Morellis and I were in an "off" stage and it was quite possibly the most avowed breakup we had had. It was also the most talked about event in the Burg, possibly in all of Trenton.

Connie wouldn't be able to leave the office, not with Vinnie away on another one of his sex-addicts-anonymous retreats.

My father had had a recent appendectomy which ruled out any family members coming to my aid.

That left Ranger.

My phone buzzed against my hand and I answered it.

"Babe" His Voice was playful, "Your car is on Stark and West at Moe's Strip Club. You are not."

Ranger had the odd habit of bugging my vehicles and random articles of clothing, at first the bugs had been easy to identify, dropped in my purse or attached inside my cell phone. Somewhere along the way they either began being hidden better, or I just stopped caring. Truthfully it was a security blanket of mine to have him and his men tracking me, I was known to get myself in a bind from time to time and they came in quite handy.

"My skip took it" I replied with defeat. I could almost hear a hint of smile from him through the phone.

"Need a ride?"

I hesitated for a moment, weighed my options, but eventually I realized that a ride from Ranger or one of his men would be the fastest way to get from point A, trailer park, to Point B, my apartment where I could take a hot shower and eat. Not that I ever had real food at my apartment but even an olive and peanut butter sandwich sounded good right now. So I took him up on his offer.

"Yes"

I disconnected and let out a sigh. The man was always coming to my rescue, for Christ's sake he had literally jumped off of a bridge for me once. Recently though I had acquired a routine that conveniently avoided Ranger, not that it had worked. After a week and a half he had shown up in my apartment unannounced to "babe" me and asks if I had purposefully fallen off the grid or was just avoiding him. My guess is that his men had picked up on the missing bugs and new driving routes. I had made a lame excuse up of being ill and he saw right through it, to his credit he didn't rub that fact in.
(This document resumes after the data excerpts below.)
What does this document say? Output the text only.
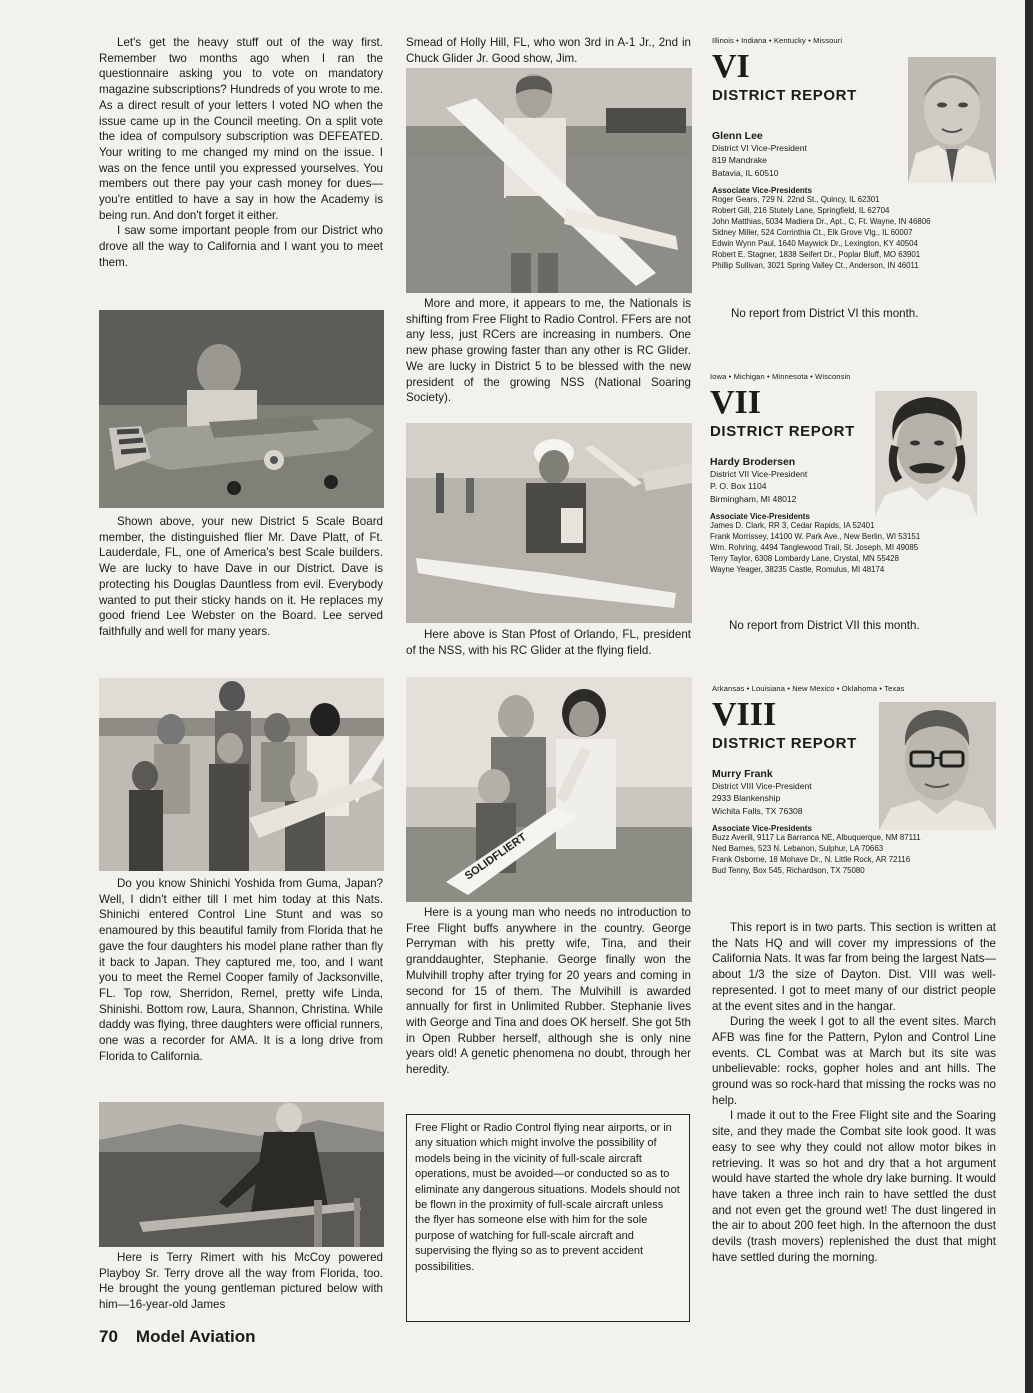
Let's get the heavy stuff out of the way first. Remember two months ago when I ran the questionnaire asking you to vote on mandatory magazine subscriptions? Hundreds of you wrote to me. As a direct result of your letters I voted NO when the issue came up in the Council meeting. On a split vote the idea of compulsory subscription was DEFEATED. Your writing to me changed my mind on the issue. I was on the fence until you expressed yourselves. You members out there pay your cash money for dues—you're entitled to have a say in how the Academy is being run. And don't forget it either.

I saw some important people from our District who drove all the way to California and I want you to meet them.

Shown above, your new District 5 Scale Board member, the distinguished flier Mr. Dave Platt, of Ft. Lauderdale, FL, one of America's best Scale builders. We are lucky to have Dave in our District. Dave is protecting his Douglas Dauntless from evil. Everybody wanted to put their sticky hands on it. He replaces my good friend Lee Webster on the Board. Lee served faithfully and well for many years.

Do you know Shinichi Yoshida from Guma, Japan? Well, I didn't either till I met him today at this Nats. Shinichi entered Control Line Stunt and was so enamoured by this beautiful family from Florida that he gave the four daughters his model plane rather than fly it back to Japan. They captured me, too, and I want you to meet the Remel Cooper family of Jacksonville, FL. Top row, Sherridon, Remel, pretty wife Linda, Shinishi. Bottom row, Laura, Shannon, Christina. While daddy was flying, three daughters were official runners, one was a recorder for AMA. It is a long drive from Florida to California.

Here is Terry Rimert with his McCoy powered Playboy Sr. Terry drove all the way from Florida, too. He brought the young gentleman pictured below with him—16-year-old James

Smead of Holly Hill, FL, who won 3rd in A-1 Jr., 2nd in Chuck Glider Jr. Good show, Jim.

More and more, it appears to me, the Nationals is shifting from Free Flight to Radio Control. FFers are not any less, just RCers are increasing in numbers. One new phase growing faster than any other is RC Glider. We are lucky in District 5 to be blessed with the new president of the growing NSS (National Soaring Society).

Here above is Stan Pfost of Orlando, FL, president of the NSS, with his RC Glider at the flying field.

SOLIDFLIERT

Here is a young man who needs no introduction to Free Flight buffs anywhere in the country. George Perryman with his pretty wife, Tina, and their granddaughter, Stephanie. George finally won the Mulvihill trophy after trying for 20 years and coming in second for 15 of them. The Mulvihill is awarded annually for first in Unlimited Rubber. Stephanie lives with George and Tina and does OK herself. She got 5th in Open Rubber herself, although she is only nine years old! A genetic phenomena no doubt, through her heredity.

Free Flight or Radio Control flying near airports, or in any situation which might involve the possibility of models being in the vicinity of full-scale aircraft operations, must be avoided—or conducted so as to eliminate any dangerous situations. Models should not be flown in the proximity of full-scale aircraft unless the flyer has someone else with him for the sole purpose of watching for full-scale aircraft and supervising the flying so as to prevent accident possibilities.
Illinois • Indiana • Kentucky • Missouri
VI
DISTRICT REPORT
Glenn Lee
District VI Vice-President
819 Mandrake
Batavia, IL 60510
Associate Vice-Presidents
Roger Gears, 729 N. 22nd St., Quincy, IL 62301
Robert Gill, 216 Stutely Lane, Springfield, IL 62704
John Matthias, 5034 Madiera Dr., Apt., C, Ft. Wayne, IN 46806
Sidney Miller, 524 Corrinthia Ct., Elk Grove Vlg., IL 60007
Edwin Wynn Paul, 1640 Maywick Dr., Lexington, KY 40504
Robert E. Stagner, 1838 Seifert Dr., Poplar Bluff, MO 63901
Phillip Sullivan, 3021 Spring Valley Ct., Anderson, IN 46011
No report from District VI this month.
Iowa • Michigan • Minnesota • Wisconsin
VII
DISTRICT REPORT
Hardy Brodersen
District VII Vice-President
P. O. Box 1104
Birmingham, MI 48012
Associate Vice-Presidents
James D. Clark, RR 3, Cedar Rapids, IA 52401
Frank Morrissey, 14100 W. Park Ave., New Berlin, WI 53151
Wm. Rohring, 4494 Tanglewood Trail, St. Joseph, MI 49085
Terry Taylor, 6308 Lombardy Lane, Crystal, MN 55428
Wayne Yeager, 38235 Castle, Romulus, MI 48174
No report from District VII this month.
Arkansas • Louisiana • New Mexico • Oklahoma • Texas
VIII
DISTRICT REPORT
Murry Frank
District VIII Vice-President
2933 Blankenship
Wichita Falls, TX 76308
Associate Vice-Presidents
Buzz Averill, 9117 La Barranca NE, Albuquerque, NM 87111
Ned Barnes, 523 N. Lebanon, Sulphur, LA 70663
Frank Osborne, 18 Mohave Dr., N. Little Rock, AR 72116
Bud Tenny, Box 545, Richardson, TX 75080

This report is in two parts. This section is written at the Nats HQ and will cover my impressions of the California Nats. It was far from being the largest Nats—about 1/3 the size of Dayton. Dist. VIII was well-represented. I got to meet many of our district people at the event sites and in the hangar.

During the week I got to all the event sites. March AFB was fine for the Pattern, Pylon and Control Line events. CL Combat was at March but its site was unbelievable: rocks, gopher holes and ant hills. The ground was so rock-hard that missing the rocks was no help.

I made it out to the Free Flight site and the Soaring site, and they made the Combat site look good. It was easy to see why they could not allow motor bikes in retrieving. It was so hot and dry that a hot argument would have started the whole dry lake burning. It would have taken a three inch rain to have settled the dust and not even get the ground wet! The dust lingered in the air to about 200 feet high. In the afternoon the dust devils (trash movers) replenished the dust that might have settled during the morning.

70 Model Aviation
The truth was, I had always had Morelli in my life to fall back to as an excuse when Ranger and my….unconventional relationship, if you can call it even that, got too heated or too close to actual relationship status. Even during our "offs", Morelli and I, I could use our relationship as my own personal "Ranger Shield" to emotions. But I no longer had that. Before, Morelli and I had miscommunications, power struggles, frustrations, or personal stand-offs over petty matters. We had never had another woman between us. Sure, Ranger, and occasionally Diesel, was a hurtle to overcome. Ranger more often because I was attracted to him and he returned that attraction. Morelli had acid reflux from that mutual attraction quite often, he would continuously warn me of Ranger and Ranger knew all of this as well. It was years of Ping-Pong amongst us. But Morelli was the husband type and Ranger was not. Ranger was my man of mystery, my own personal Batman. I kind of always felt that was supposed to live out retirement with Morelli, Bob, and maybe even kids. Maybe. But I have to admit that domesticating Ranger had also crossed my mind many of times.
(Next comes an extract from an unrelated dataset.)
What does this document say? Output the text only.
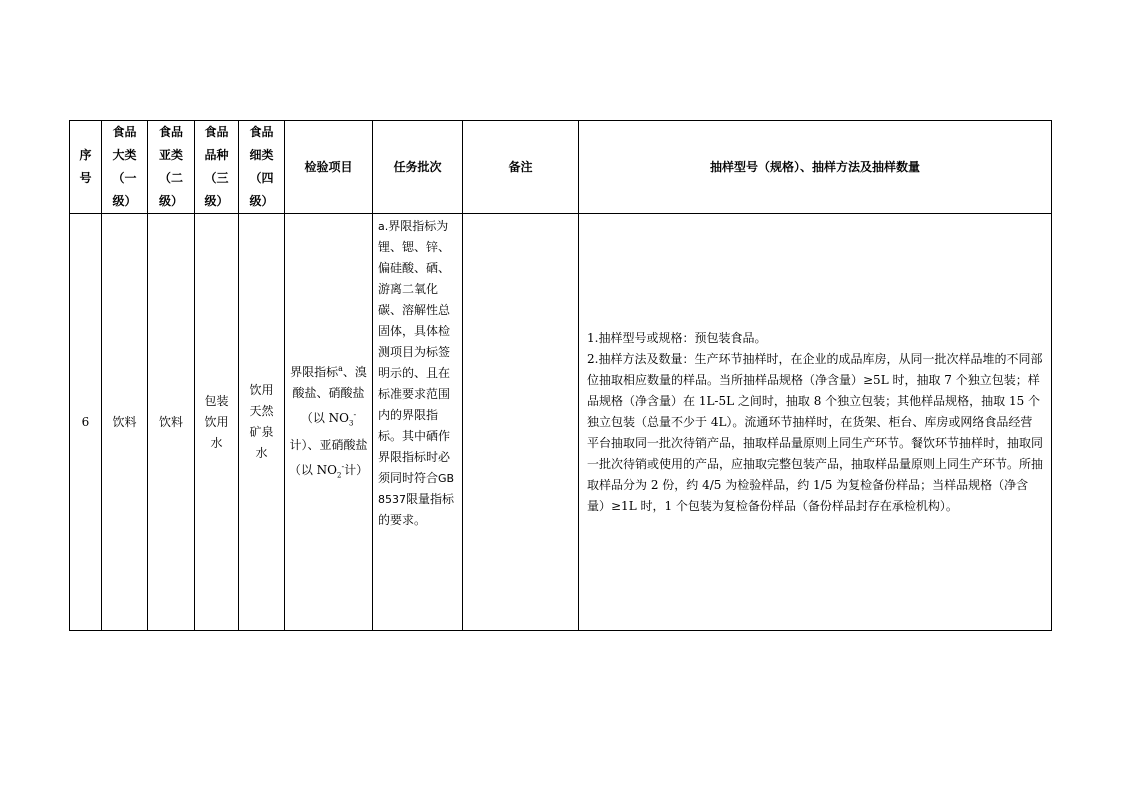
序号	食品大类（一级）	食品亚类（二级）	食品品种（三级）	食品细类（四级）	检验项目	任务批次	备注	抽样型号（规格）、抽样方法及抽样数量
6	饮料	饮料	包装饮用水	饮用天然矿泉水	界限指标$^a$、溴酸盐、硝酸盐（以 $NO_3^-$计）、亚硝酸盐（以 $NO_2^-$计）	a.界限指标为锂、锶、锌、偏硅酸、硒、游离二氧化碳、溶解性总固体，具体检测项目为标签明示的、且在标准要求范围内的界限指标。其中硒作界限指标时必须同时符合GB8537限量指标的要求。		1.抽样型号或规格：预包装食品。

2.抽样方法及数量：生产环节抽样时，在企业的成品库房，从同一批次样品堆的不同部位抽取相应数量的样品。当所抽样品规格（净含量）≥5L 时，抽取 7 个独立包装；样品规格（净含量）在 1L-5L 之间时，抽取 8 个独立包装；其他样品规格，抽取 15 个独立包装（总量不少于 4L）。流通环节抽样时，在货架、柜台、库房或网络食品经营平台抽取同一批次待销产品，抽取样品量原则上同生产环节。餐饮环节抽样时，抽取同一批次待销或使用的产品，应抽取完整包装产品，抽取样品量原则上同生产环节。所抽取样品分为 2 份，约 4/5 为检验样品，约 1/5 为复检备份样品；当样品规格（净含量）≥1L 时，1 个包装为复检备份样品（备份样品封存在承检机构）。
But this was different; this break up wasn't going to resolve over pizza, beer, and Morelli's Italian libido. Morelli was marrying Giuliana Bassani and raising a child, his child. Sure, Lula and Connie told me that he just felt obligated, he didn't really love her, and etc. etc. the list grew by the day. But he had, he had loved her once and he would again. That is what happens when you live with someone, you cohabitate and raise a child together. These things bring feelings, commitments, and love.
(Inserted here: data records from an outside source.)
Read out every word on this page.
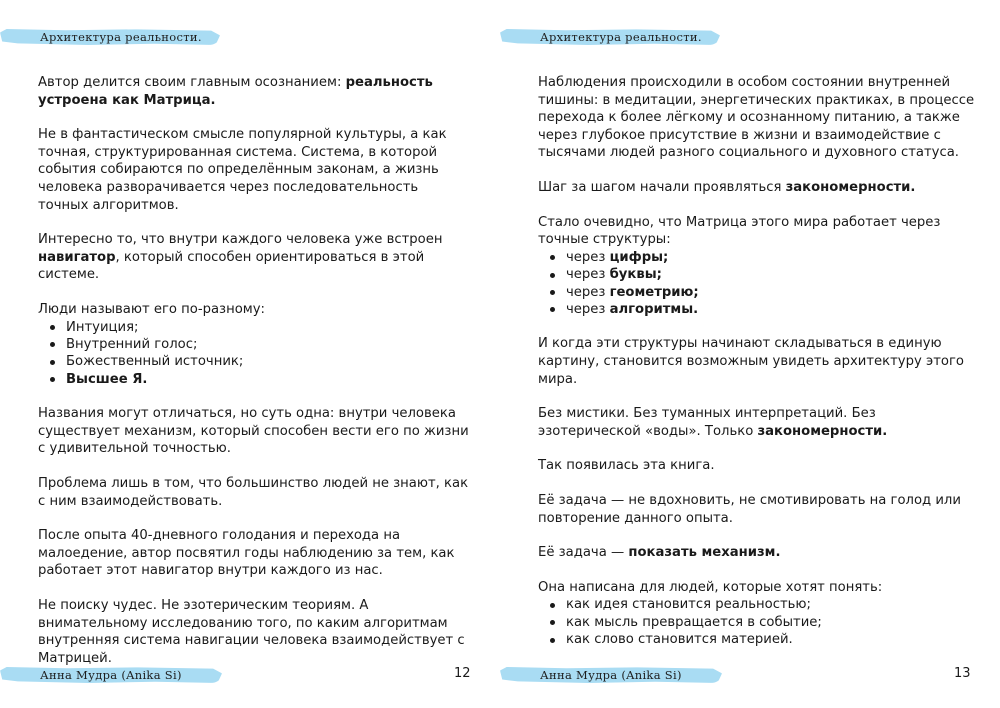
Архитектура реальности.

Автор делится своим главным осознанием: реальность устроена как Матрица.

Не в фантастическом смысле популярной культуры, а как точная, структурированная система. Система, в которой события собираются по определённым законам, а жизнь человека разворачивается через последовательность точных алгоритмов.

Интересно то, что внутри каждого человека уже встроен навигатор, который способен ориентироваться в этой системе.

Люди называют его по-разному:

Интуиция;
Внутренний голос;
Божественный источник;
Высшее Я.

Названия могут отличаться, но суть одна: внутри человека существует механизм, который способен вести его по жизни с удивительной точностью.

Проблема лишь в том, что большинство людей не знают, как с ним взаимодействовать.

После опыта 40-дневного голодания и перехода на малоедение, автор посвятил годы наблюдению за тем, как работает этот навигатор внутри каждого из нас.

Не поиску чудес. Не эзотерическим теориям. А внимательному исследованию того, по каким алгоритмам внутренняя система навигации человека взаимодействует с Матрицей.

Анна Мудра (Anika Si)	12
Архитектура реальности.

Наблюдения происходили в особом состоянии внутренней тишины: в медитации, энергетических практиках, в процессе перехода к более лёгкому и осознанному питанию, а также через глубокое присутствие в жизни и взаимодействие с тысячами людей разного социального и духовного статуса.

Шаг за шагом начали проявляться закономерности.

Стало очевидно, что Матрица этого мира работает через точные структуры:

через цифры;
через буквы;
через геометрию;
через алгоритмы.

И когда эти структуры начинают складываться в единую картину, становится возможным увидеть архитектуру этого мира.

Без мистики. Без туманных интерпретаций. Без эзотерической «воды». Только закономерности.

Так появилась эта книга.

Её задача — не вдохновить, не смотивировать на голод или повторение данного опыта.

Её задача — показать механизм.

Она написана для людей, которые хотят понять:

как идея становится реальностью;
как мысль превращается в событие;
как слово становится материей.
Анна Мудра (Anika Si)	13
I had accepted all of that and had been adjusting well to it all. Ranger was an entirely different subject. Ranger was not the only man in my life. Before I had had two men in my life, now I didn't have that to hide behind. Diesel liked to think he was now a close number two to Ranger, but truth was, there are no close number twos when it comes to Ranger. Morelli had been in another class, but Ranger…. Ranger was a class of his own. Ranger was over six feet of drop dead gorgeous, perfectly tuned muscle mass that knew how to stop my heart and resuscitate it all in one look, one casual "babe". And that scared the hell out of me.